PGP signatures

Several archives distributed onto this site are cryptographically signed using OpenPGP-compliant signatures. Everyone is encouraged to check the integrity of the downloaded content by verifying its corresponding signature. The signing and verification process ensures that the downloaded files were not modified or tampered since their creation and thus prevents anyone to use corrupted files.

On GNU/Linux, the most common way for verifying the PGP signature is to use GnuPG. First ensure that GnuPG is installed on your system. Then download the archive and its PGP signature and use the gpg2 command to check the integrity of the archive against its signature.

$ wget
$ wget
$ gpg2 --verify Archive-Name-GNU-Linux64.tar.gz.sig

The first time you may obtain the likely output:

gpg: Signature made Wed 20 Sep 2017 08:28:35 AM CEST using RSA key 7322B68F7896C455
gpg: Can't check signature: No public key

This means that you do not have the public part of the PGP key used to sign this archive. In the previous example the key identifier is 7322B68F7896C455. Use gpg2 to download this key from the PGP keyserver.

$ gpg2 --keyserver hkps:// --recv-keys 7322B68F7896C455

Now you can check the integrity of the archive with respect to the previously downloaded public-key.

$ gpg2 --verify Archive-Name-GNU-Linux64.tar.gz.sig
gpg: assuming signed data in 'Archive-Name-GNU-Linux64.tar.gz'
gpg: Signature made Tue 26 Sep 2017 09:28:40 AM CEST
gpg:                using RSA key 1F494948BAA4F5F4A0AF82FF7322B68F7896C455
gpg: Good signature from "Vincent Forest (
gpg:                     <>" [ultimate]
gpg: WARNING: This key is not certified with a trusted signature!
gpg:          There is no indication that the signature belongs to the owner.
Primary key fingerprint: 20EB E4CF 3D9F 4B9A E55D  5F59 679F 2975 93B2 C8A2
     Subkey fingerprint: 1F49 4948 BAA4 F5F4 A0AF  82FF 7322 B68F 7896 C455

Note that GnuPG warns that the key is not certified.
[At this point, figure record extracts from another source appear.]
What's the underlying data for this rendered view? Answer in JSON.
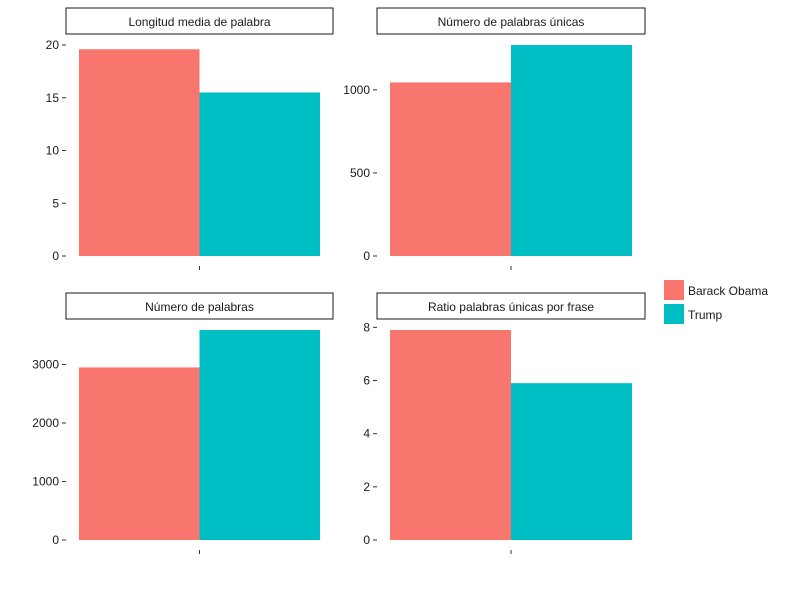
{
  "chart_data": {
    "type": "bar",
    "legend": {
      "placement": "right",
      "entries": [
        {
          "name": "Barack Obama",
          "color": "#F8766D"
        },
        {
          "name": "Trump",
          "color": "#00BFC4"
        }
      ]
    },
    "grid": false,
    "panels": [
      {
        "title": "Longitud media de palabra",
        "ylim": [
          0,
          20
        ],
        "yticks": [
          0,
          5,
          10,
          15,
          20
        ],
        "series": [
          {
            "name": "Barack Obama",
            "value": 19.6
          },
          {
            "name": "Trump",
            "value": 15.5
          }
        ]
      },
      {
        "title": "Número de palabras únicas",
        "ylim": [
          0,
          1270
        ],
        "yticks": [
          0,
          500,
          1000
        ],
        "series": [
          {
            "name": "Barack Obama",
            "value": 1045
          },
          {
            "name": "Trump",
            "value": 1270
          }
        ]
      },
      {
        "title": "Número de palabras",
        "ylim": [
          0,
          3590
        ],
        "yticks": [
          0,
          1000,
          2000,
          3000
        ],
        "series": [
          {
            "name": "Barack Obama",
            "value": 2950
          },
          {
            "name": "Trump",
            "value": 3590
          }
        ]
      },
      {
        "title": "Ratio palabras únicas por frase",
        "ylim": [
          0,
          7.9
        ],
        "yticks": [
          0,
          2,
          4,
          6,
          8
        ],
        "series": [
          {
            "name": "Barack Obama",
            "value": 7.9
          },
          {
            "name": "Trump",
            "value": 5.9
          }
        ]
      }
    ]
  }
}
In other words you cannot be sure that the key used to sign the archive really belongs to the owner. The best option is to physically meet the actual owner and ask for him about the key validity. More simply, but also less secure, you can review the list of signatures of the key with gpg2 --list-sigs and then make a decision whether you trust that key or not.

On Windows, you can use the GPG4Win tool to verify the archive signature. The process is roughly the same that on GNU/Linux: you first have to import the public key used to sign the archive before verifying its integrity and checking that the imported key really belongs to the owner.